- Film poster
- Spanish: Selkirk, el verdadero Robinson Crusoe
- Directed by: Walter Tournier
- Written by: Walter Tournier, Mario Jacob and Enrique Cortés
- Production companies: Patagonik Film Group Tournier Animation Studio Cine Animadores
- Distributed by: Buena Vista International (through Andes Films in Chile)
- Release date: 2 February 2012;
- Running time: 80 minutes
- Countries: Uruguay Argentina Chile
- Language: Spanish
- Budget: $1,250,000
- Box office: $582,094

= 7 Sea Pirates =

Seven Seas Pirates (Selkirk, el verdadero Robinson Crusoe; lit. 'Selkirk, the real Robinson Crusoe') is a 2012 Uruguayan animated adventure film made in cooperation with Argentina and Chile. It was directed by Walter Tournier, based on a script he wrote in collaboration with Mario Jacob and Enrique Cortés and premiered on Feb. 2, 2012. It was filmed mainly with stop motion, with digital details added in post-production.

== Background ==

The story behind the film is based on an actual case in 1703, when Scottish sailor Alexander Selkirk argued with the captain of his ship and was abandoned for more than four years on a deserted island. That case, and perhaps another similar one carried out by Pedro Serrano, were sources for English writer Daniel Defoe's novel Robinson Crusoe.

== Plot ==

Selkirk, a rebellious and egotistical pirate, is the pilot of the Esperanza, an English galleon that sails the southern seas looking for treasure. Through gambling he earns the present and future savings of his companions, winning the enmity of the crew and Captain Bullock, who decides to leave him on a desert island.

== Reception ==
The critic Diego Batlle said that to the rhythm of a catchy candombe music and with a colorful visual design (even if the finish is far from Hollywood perfection) this film produced in Uruguay in an artisan form -frame by frame- delivers good doses of humor And ingenuity in developing the misadventures of the pathetic crew of the Esperanza galleon, and especially the anti-hero who will be stranded on a tropical island. Although the film welcomes the morals expected in every politically correct children's film (the egoism, greed and individualism of the protagonist will be transformed, with experience, into feelings much more noble), does not fall into the didactic and the obvious descent of line. It is worthwhile that a certain sector of the public accustomed to the frenetic pace and the spectacularity of the images of the animated productions of the North American cinema see this more than worthy Uruguayan proposal although it costs him a little accustomed to its tone, rhythm and style, because it will be a good Exercise that the children of today discover that there is another type of narrations as valuable and equally recommendable as those of the vertiginous digital images and effects in 3D.

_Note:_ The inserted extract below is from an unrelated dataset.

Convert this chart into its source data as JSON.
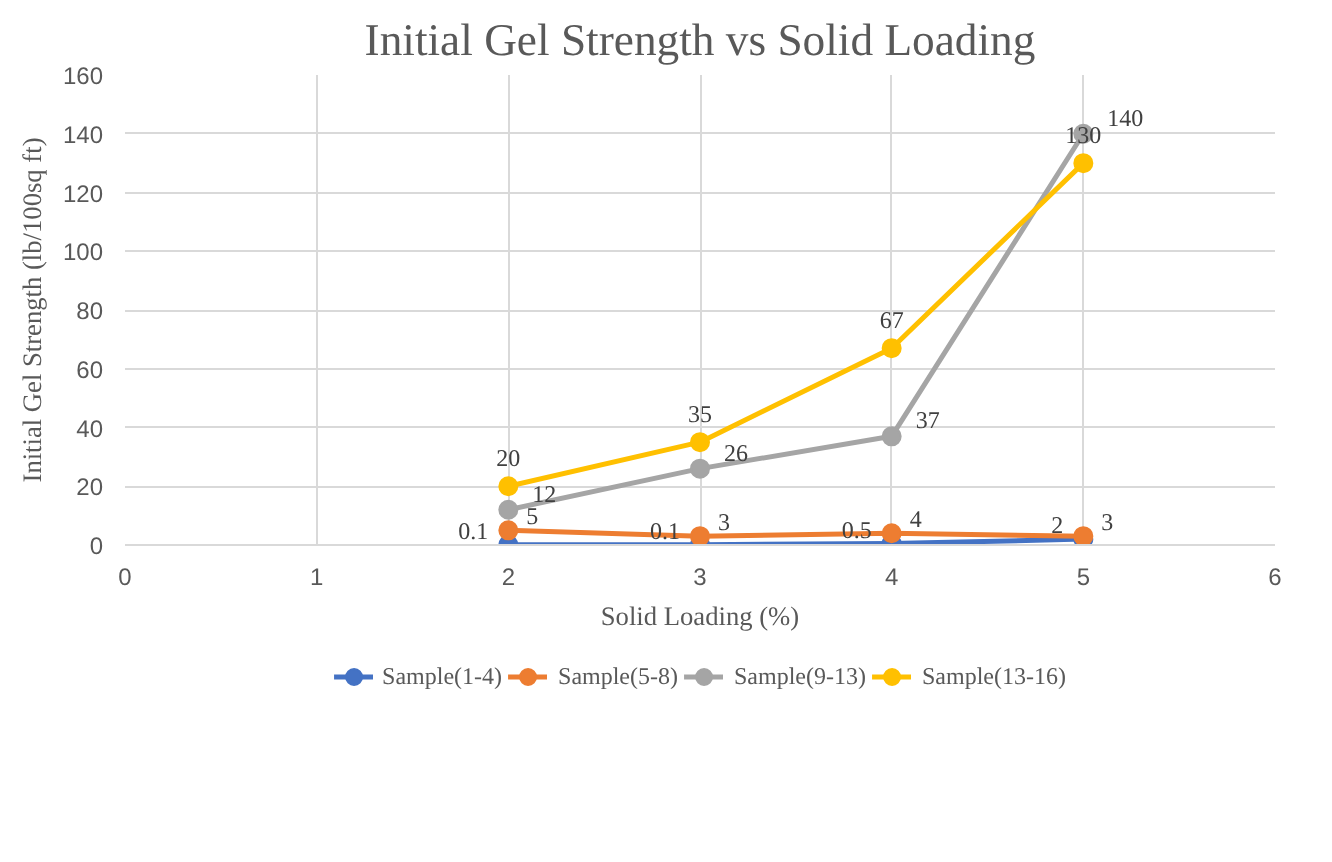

For the critic of La Voz del Interior, this feature reminded him of the celebrated television program Caloi. The director has directed numerous shorts, one of which was chosen as a prominent film of the twentieth century by the Festival of Annecy, France, one of the most famous of the genre and one of the sources where he drank the cycle of the Black Caloi, the creator Of Clement. Using figures that could have been made with plasticine, Tournier recreates delicious details ranging from the metal of beer pints, to wooden buckets from where pirates serve rationed water when they are on the high seas, recreation of the village, Tavern, galleon and Selkirk survival techniques, such as cooking turtle eggs for lunch, using a clam as a frying pan. Despite some improvements, this work is great and excellent news for the world of Latin American animation.